二进制不是计算机发明的,它早就在人脑子里转了三千年,可没人当它是“算数工具”。
它不 flashy,不烧脑,也不玄乎——就是 0 和 1,像开关,像白天黑夜,像“有”和“没”。我翻资料时才发现:原来我们手机里蹦出来的每个图、每句话、甚至 AI 回的一句“好的”,全靠这俩小东西扛着。
八卦不是二进制,但它的结构跟二进制长得特别像。阳爻是一横,阴爻是两短横,六爻一叠,刚好六十四种组合。它没用来加减乘除,也没人拿它记账,就是古人想把天怎么动、人怎么活、事儿怎么变,给捋清楚。后来莱布尼茨看到白晋寄来的六十四卦图,一下子愣住:这不就是 0 到 63 吗?但他早八年前就自己把二进制全算完了,加法表、乘法表、进位规则,一样不落。他写论文时提伏羲,是想让欧洲人信——连东方圣人都用这套路,那它肯定不是歪门邪道。

ENIAC 是第一台通用电子计算机,但它根本不是二进制的。它用十进制,靠一堆真空管模拟 0 到 9,结果一开机就发热,管子噼啪响,算一会儿就出错。后来大家试了又试,发现硬要搞十级电压识别,根本不靠谱。二进制只分高低两种状态,高电平算 1,低电平算 0,中间哪怕晃一下,只要别跨过那个分界线,就不会读错。不是科学家偏爱 0 和 1,是电线、晶体管、电流自己选的——它们只认得清“通”和“断”。
香农二十多岁写硕士论文,题目土得掉渣:《继电器与开关电路的符号分析》。他就干了一件事:把“开”对应布尔代数里的“真”,“关”对应“假”,然后证明 AND、OR、NOT 这些逻辑,真能用电路做出来。从此数学和物理中间突然搭了座桥,而桥板就是 0 和 1。没有这一步,芯片设计就是纸上画饼。

我们现在说 64 位 CPU,不是说它“更高级”了,只是它一次能并排处理 64 个 0 或 1,像一排 64 个人一起抬箱子,抬得快点。手机拍照存成 JPEG,视频压成 MP4,背后全是把光和声这些连续的东西,硬切成一段段、一块块,再用 0 和 1 记下来。

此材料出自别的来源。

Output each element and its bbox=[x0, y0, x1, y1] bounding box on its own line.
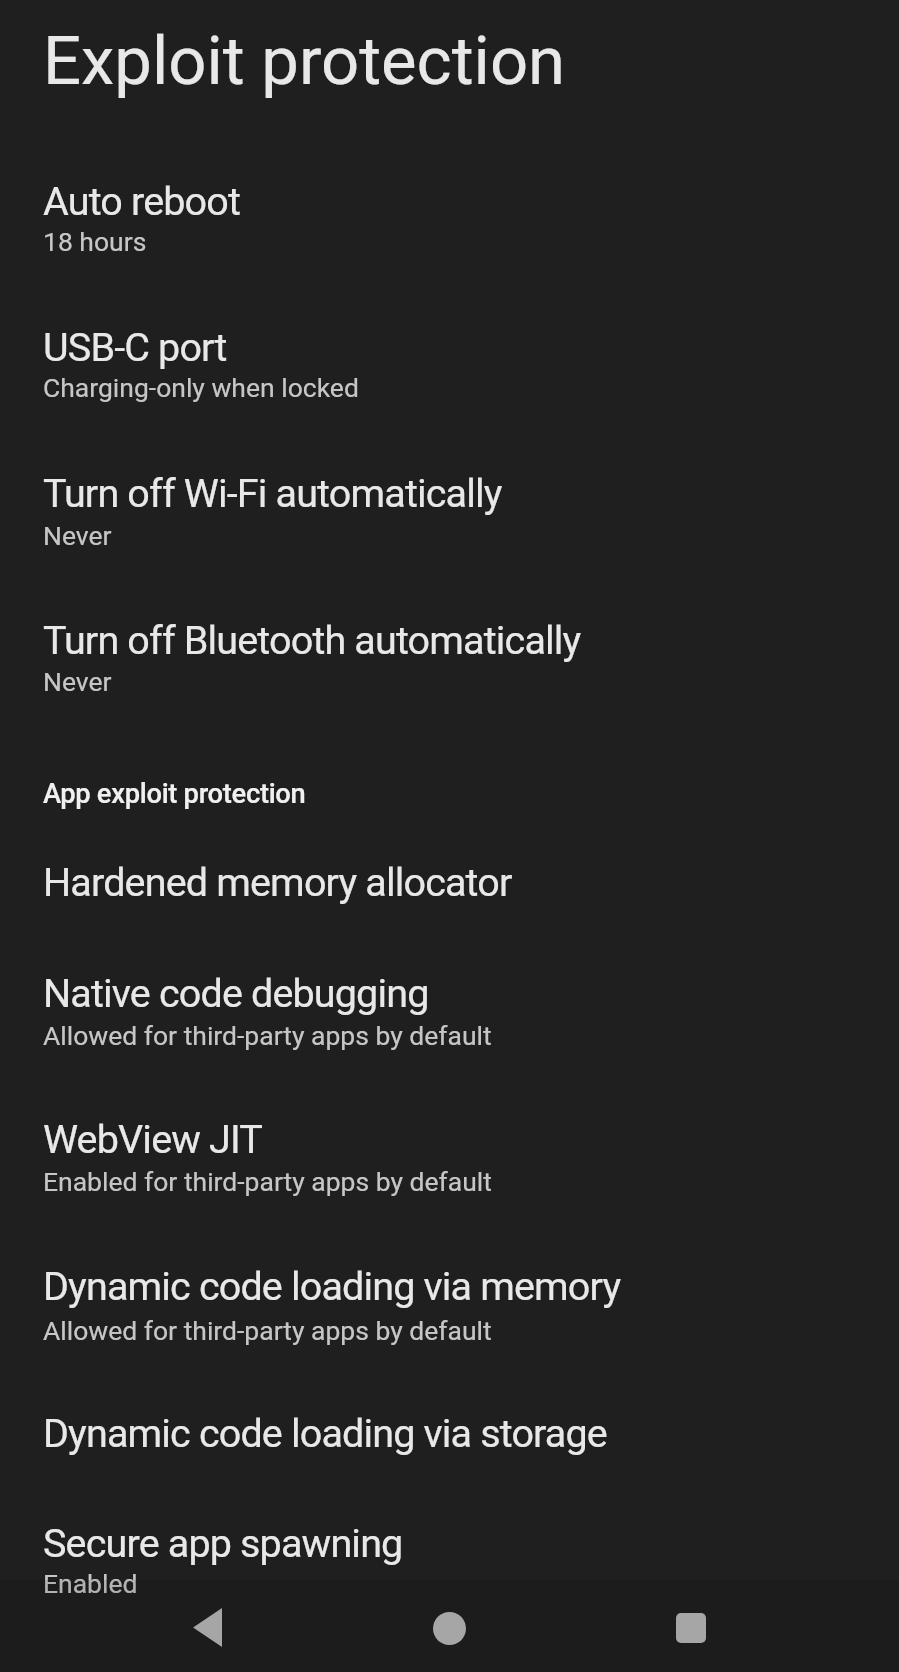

连 AI 模型的参数,看着密密麻麻,其实也是浮点数,最后进芯片,照样得变成二进制。有人说量子计算机要取代它,其实不是。量子比特虽然能又 0 又 1,但你要看结果,必须测它——一测,它就塌成确定的 0 或 1。所有输入、输出、调试、验算,全得回到这个老老实实的框架里来。
有人试过三进制,用负、零、正三种电压;也有人琢磨光的偏振方向、DNA 的四个碱基。但到现在为止,还没一个能在芯片上比二进制更省电、更少错、更便宜。不是不想换,是换不了。就像你非要用筷子开啤酒瓶,不是不行,是费劲、漏气、还容易划手。二进制就是那把趁手的起子——简单、钝、管用。

Unicode 把中文、 Emoji、古文字全收进 0 和 1 里;MP3 把周杰伦的唱腔压成一串串比特流;自动驾驶识别红灯,靠的也不是“眼睛”,是摄像头拍下画面,转成像素阵列,再一层层拆解成二进制判断。这不是魔法,是几十年一点一点焊出来的链条:数学上能算,物理上能做,工程上能量产,人还看得懂。
我查到个细节:冯·诺依曼写 EDVAC 报告时,根本没说“我们选二进制”,而是把“指令和数据都存进同一个内存”这事定死了。一旦这么做,所有东西——命令、数字、字母、跳转地址——全得统一格式。自然就只剩一种选择:0 和 1。它不是被挑中的,是被逼出来的。

现在有些芯片厂在实验室试忆阻器、试光计算,但这些新玩意儿跑的程序,写的代码,编译器吐出来的机器码,全都还是 0 和 1。就像你换了辆电动车,方向盘还是圆的,喇叭还是按一下响一声。变的是载体,不是语言。
昨天我修耳机线,剥开外皮,里面三根细铜丝,一红一绿一铜色。老师傅说:“红是正,绿是负,铜是地。”我没接话。他哪里知道,我刚看完香农的论文,突然觉得这三根线,其实也只真正用了两根:一个代表“有信号”,一个代表“没信号”。第三根,不过是让前两个更稳当的陪衬。